El fenómeno climático El Niño, que se perfila como uno de los más intensos de las últimas décadas, proyecta una sombra sobre la economía mexicana, con posibles repercusiones en el bolsillo de los consumidores y un crecimiento económico más lento. Un análisis de S&P Global Market Intelligence advierte que los efectos del fenómeno sobre el encarecimiento de los alimentos podrían prolongarse hasta 2027, incluso después de que El Niño comience a disiparse.
La Administración Nacional Oceánica y Atmosférica de Estados Unidos (NOAA) estima una probabilidad del 81% de que El Niño alcance una intensidad “muy fuerte” entre octubre y diciembre de 2026. La trayectoria observada hasta ahora se asemeja a las primeras etapas de episodios pasados como los de 1997-98 y 2015-16. De cumplirse las previsiones, el actual podría colocarse entre los cuatro más intensos registrados históricamente, junto con los de 1972-73, 1982-83, 1997-98 y 2015-16.
Impacto en la Producción Agropecuaria
Para México, el riesgo es particularmente relevante debido al impacto potencial sobre la producción agropecuaria.

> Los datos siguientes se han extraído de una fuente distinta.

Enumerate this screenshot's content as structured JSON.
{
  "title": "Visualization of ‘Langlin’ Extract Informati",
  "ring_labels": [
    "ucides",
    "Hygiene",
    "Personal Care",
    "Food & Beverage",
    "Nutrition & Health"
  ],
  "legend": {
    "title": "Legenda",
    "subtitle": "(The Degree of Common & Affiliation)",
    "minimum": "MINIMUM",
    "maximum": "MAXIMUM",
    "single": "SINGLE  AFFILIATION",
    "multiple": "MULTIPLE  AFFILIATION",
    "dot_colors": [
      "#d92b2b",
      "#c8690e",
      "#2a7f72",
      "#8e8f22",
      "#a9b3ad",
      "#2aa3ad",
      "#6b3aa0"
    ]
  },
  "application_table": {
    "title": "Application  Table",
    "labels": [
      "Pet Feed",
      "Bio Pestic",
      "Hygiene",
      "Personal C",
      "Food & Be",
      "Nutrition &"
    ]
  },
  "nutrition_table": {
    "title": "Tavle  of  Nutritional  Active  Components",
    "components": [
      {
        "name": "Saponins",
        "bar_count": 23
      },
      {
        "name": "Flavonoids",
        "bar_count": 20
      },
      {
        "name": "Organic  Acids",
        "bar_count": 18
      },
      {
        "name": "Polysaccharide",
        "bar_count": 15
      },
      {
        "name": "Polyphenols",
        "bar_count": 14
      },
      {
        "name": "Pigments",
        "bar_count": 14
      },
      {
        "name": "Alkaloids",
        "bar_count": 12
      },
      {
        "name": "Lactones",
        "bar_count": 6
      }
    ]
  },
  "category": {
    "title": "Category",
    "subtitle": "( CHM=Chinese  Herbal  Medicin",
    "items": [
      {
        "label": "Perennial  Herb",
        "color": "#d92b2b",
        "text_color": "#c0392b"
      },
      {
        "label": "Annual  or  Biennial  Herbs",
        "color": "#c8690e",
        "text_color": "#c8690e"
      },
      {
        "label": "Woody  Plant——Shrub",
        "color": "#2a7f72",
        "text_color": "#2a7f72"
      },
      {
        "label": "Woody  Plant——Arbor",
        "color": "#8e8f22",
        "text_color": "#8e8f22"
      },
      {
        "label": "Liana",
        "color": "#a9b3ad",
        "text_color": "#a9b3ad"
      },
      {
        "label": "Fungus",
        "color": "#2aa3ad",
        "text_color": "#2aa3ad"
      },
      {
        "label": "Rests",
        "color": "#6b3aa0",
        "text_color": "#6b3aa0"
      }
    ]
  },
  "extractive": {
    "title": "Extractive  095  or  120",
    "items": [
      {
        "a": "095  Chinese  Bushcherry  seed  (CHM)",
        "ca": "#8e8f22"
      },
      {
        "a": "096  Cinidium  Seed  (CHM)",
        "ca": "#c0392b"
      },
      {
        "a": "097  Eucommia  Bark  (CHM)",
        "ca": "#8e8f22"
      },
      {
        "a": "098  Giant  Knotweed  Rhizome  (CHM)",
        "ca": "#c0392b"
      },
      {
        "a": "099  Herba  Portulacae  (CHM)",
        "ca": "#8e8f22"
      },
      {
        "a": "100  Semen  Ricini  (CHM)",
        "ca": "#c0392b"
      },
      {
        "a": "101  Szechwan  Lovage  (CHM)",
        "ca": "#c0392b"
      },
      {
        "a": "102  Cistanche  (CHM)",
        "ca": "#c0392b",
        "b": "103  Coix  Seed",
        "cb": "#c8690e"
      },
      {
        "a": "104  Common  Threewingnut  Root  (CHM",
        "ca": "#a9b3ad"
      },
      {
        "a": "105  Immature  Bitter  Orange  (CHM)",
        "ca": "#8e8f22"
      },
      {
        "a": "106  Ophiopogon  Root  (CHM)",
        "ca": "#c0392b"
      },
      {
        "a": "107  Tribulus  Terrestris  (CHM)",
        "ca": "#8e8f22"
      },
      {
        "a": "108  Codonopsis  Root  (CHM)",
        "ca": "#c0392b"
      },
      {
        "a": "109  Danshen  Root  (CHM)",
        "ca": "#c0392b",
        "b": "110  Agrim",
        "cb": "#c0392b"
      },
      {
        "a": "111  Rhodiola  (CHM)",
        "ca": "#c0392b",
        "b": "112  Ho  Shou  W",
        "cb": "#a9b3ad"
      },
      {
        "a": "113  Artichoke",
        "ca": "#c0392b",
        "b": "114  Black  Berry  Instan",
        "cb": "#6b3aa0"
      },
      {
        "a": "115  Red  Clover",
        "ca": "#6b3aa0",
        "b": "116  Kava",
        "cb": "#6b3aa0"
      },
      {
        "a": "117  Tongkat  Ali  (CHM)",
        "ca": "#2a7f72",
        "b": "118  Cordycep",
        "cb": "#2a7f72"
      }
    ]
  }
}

Aunque la agricultura representa una porción relativamente pequeña del Producto Interno Bruto (PIB), entre 3% y 4%, el efecto del fenómeno podría ser desigual. Algunas entidades del norte del país podrían experimentar un ligero aumento en las precipitaciones, mientras que el centro y sur enfrentarían condiciones más secas. Estas últimas regiones son cruciales para la producción de cultivos como café, caña de azúcar, maíz y aguacate, identificados por S&P Global Market Intelligence como expuestos a una menor disponibilidad de agua.
El análisis subraya que varios estados agrícolas importantes carecen de suficiente infraestructura de almacenamiento de agua para mitigar su dependencia de las lluvias estacionales. Otro estudio de S&P Global Ratings amplía la lista de cadenas productivas vulnerables, incluyendo frijol, sorgo, arroz y alimento para ganado, debido al estrés hídrico y al riesgo de menores rendimientos.
Retraso en el Impacto al Consumidor
Una particularidad para México es el tiempo que tardaría el choque climático en reflejarse completamente en los precios al consumidor. S&P estima que el impacto total sobre la inflación mexicana se materializaría después del décimo mes del inicio del episodio, un retraso mayor que el observado en economías como Colombia, Chile o Perú. La primera presión inflacionaria provendría de la menor oferta de alimentos, resultado de la sequía en el centro y sur del país. Sin embargo, durante 2027, cobraría mayor relevancia el encarecimiento de productos derivados de la ganadería.
La escasez de agua durante los meses de verano elevaría los costos de producción pecuaria. El traslado de estos mayores costos a los precios finales que pagan los consumidores podría tardar entre seis y 12 meses. Bajo este escenario, el impulso inflacionario alcanzaría su punto máximo durante el tercer trimestre de 2027. La experiencia de episodios anteriores sugiere que en México algunos de los movimientos más pronunciados en los precios se han concentrado en frutas y verduras. No obstante, S&P Global Ratings señala que estos episodios no siempre se han traducido en una aceleración generalizada y persistente de toda la inflación alimentaria.
Efectos en el Crecimiento Económico
Las estimaciones de S&P Global Market Intelligence no presentan un único resultado, sino que plantean tres escenarios distintos, dependiendo de la intensidad que alcance El Niño. Las cifras proporcionadas representan desviaciones en puntos porcentuales respecto del escenario base de S&P Global Market Intelligence, y no niveles absolutos de crecimiento o inflación.
En el escenario más severo, se observan dos momentos distintos de impacto para la economía mexicana. Durante 2026, el mayor daño se registraría sobre el crecimiento económico: el PIB avanzaría 0.59 puntos porcentuales menos de lo previsto inicialmente por S&P. En 2027, en cambio, el efecto sobre la actividad económica se moderaría, pero la inflación se colocaría 1.63 puntos por encima de la línea base proyectada.
El reporte anticipa que la producción agrícola podría resentir rápidamente la falta de lluvias y el estrés hídrico, lo que resultaría en un daño mayor al crecimiento económico durante 2026. Los precios, por otro lado, absorberían progresivamente las pérdidas de cosechas, la menor disponibilidad de agua y el consecuente aumento en los costos de producción ganadera. Por lo tanto, la producción sufriría primero, y el consumidor se vería afectado después.
S&P Global Ratings considera el estrés hídrico como la principal vulnerabilidad de México frente a El Niño, dado que el fenómeno tiende a agravar las sequías y a modificar los patrones regionales de precipitación, exacerbando los desafíos existentes para la seguridad hídrica y alimentaria del país.